Now I started to title this post "I don’t get out much". But that’s all relative. I did do a quick image search on “instant happiness gift card” and found my answer. Well I’m not sure it really is instant happiness but I do enjoy Chipotle’s burrito made with barbacoa.

On the subject of image searching (oh didn’t you know we were on that subject - pay attention) do an image search on “you can’t buy happiness” and you’ll see all types of signs. They are mostly in the form of “you can’t buy happiness but you can buy ____ “.

Penny for my thoughts? Actually they are free on my blog posts. I do appreciated donated comments from the readers. Your comment donation is not tax deductible. Be satisfied in knowing your comment is contributing to the preservation of blogs.

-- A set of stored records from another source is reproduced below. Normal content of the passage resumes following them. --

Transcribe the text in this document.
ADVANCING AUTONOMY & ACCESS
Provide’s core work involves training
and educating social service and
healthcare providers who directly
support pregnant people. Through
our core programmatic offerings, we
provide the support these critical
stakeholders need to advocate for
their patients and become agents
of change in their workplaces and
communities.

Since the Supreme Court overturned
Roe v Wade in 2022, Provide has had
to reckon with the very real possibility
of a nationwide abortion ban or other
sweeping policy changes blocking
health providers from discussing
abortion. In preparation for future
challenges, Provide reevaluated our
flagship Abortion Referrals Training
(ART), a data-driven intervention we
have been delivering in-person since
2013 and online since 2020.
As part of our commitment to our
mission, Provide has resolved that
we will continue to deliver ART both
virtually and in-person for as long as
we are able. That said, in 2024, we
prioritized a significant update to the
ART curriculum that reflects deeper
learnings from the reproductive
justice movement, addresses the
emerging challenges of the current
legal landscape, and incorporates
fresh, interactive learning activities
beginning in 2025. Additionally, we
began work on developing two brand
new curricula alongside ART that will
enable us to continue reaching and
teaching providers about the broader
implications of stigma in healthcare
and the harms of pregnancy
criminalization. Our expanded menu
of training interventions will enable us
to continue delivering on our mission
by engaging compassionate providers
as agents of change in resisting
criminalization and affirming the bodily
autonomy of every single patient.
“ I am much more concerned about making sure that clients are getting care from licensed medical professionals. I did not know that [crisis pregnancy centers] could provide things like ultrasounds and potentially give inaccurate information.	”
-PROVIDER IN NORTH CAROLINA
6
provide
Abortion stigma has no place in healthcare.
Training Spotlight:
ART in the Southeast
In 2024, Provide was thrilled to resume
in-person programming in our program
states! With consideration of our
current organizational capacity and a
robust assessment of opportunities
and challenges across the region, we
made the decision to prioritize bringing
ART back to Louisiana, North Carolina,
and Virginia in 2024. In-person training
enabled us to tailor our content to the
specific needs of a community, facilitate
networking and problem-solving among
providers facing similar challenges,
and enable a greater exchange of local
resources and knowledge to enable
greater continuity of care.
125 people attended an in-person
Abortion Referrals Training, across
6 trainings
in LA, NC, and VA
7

Any airline pilots out there reading this? I was listening to a discussion on distracted driving (a serious problem for us). One expert/panelist/random caller, mentioned that talking on the phone has the benefit of breaking up the boredom of driving. A call can leave us more awake/alert.

My disjointed train of thought delivered up this question: Do bored airline pilots cruising on a long flight ever play the “I spy” game for fun?

Clap along if you know what happiness is to you. Not a burrito!

Thursday, May 04, 2017

the answer to

Does the question matter? Who has time for the details of a question? Just throw out an answer. 

Egg is a good answer.

walking on egg shells

Now I have one less egg to fry.

Marilyn McCoo lovely singing voice would leave me forgetting breakfast.

Yes I know the song conveys feelings. I’m not sure about the woman's part in this relationship. She seems obsessed with breakfast and ringing bells. Certainly she would have more important things than eggs in her diet to think about. Apparently the man of her life left her but the song doesn't provide any hint for his reason to leave. How bad was her fried egg dish? Did she ever offer omelets? However she appears willing to pick up after so the guy maybe missing out a good deal.

“Hey Joe, you still seeing her?”
“No we broke up but I was one omelet away from proposing.”

Here’s a completely unrelated question that I found in Eric Zorn’s best tweets list:
Did it bother anybody else that the guy from that Operation game was clearly wide awake?

I need one less song to think about. However I would love to have one MORE comment to reply.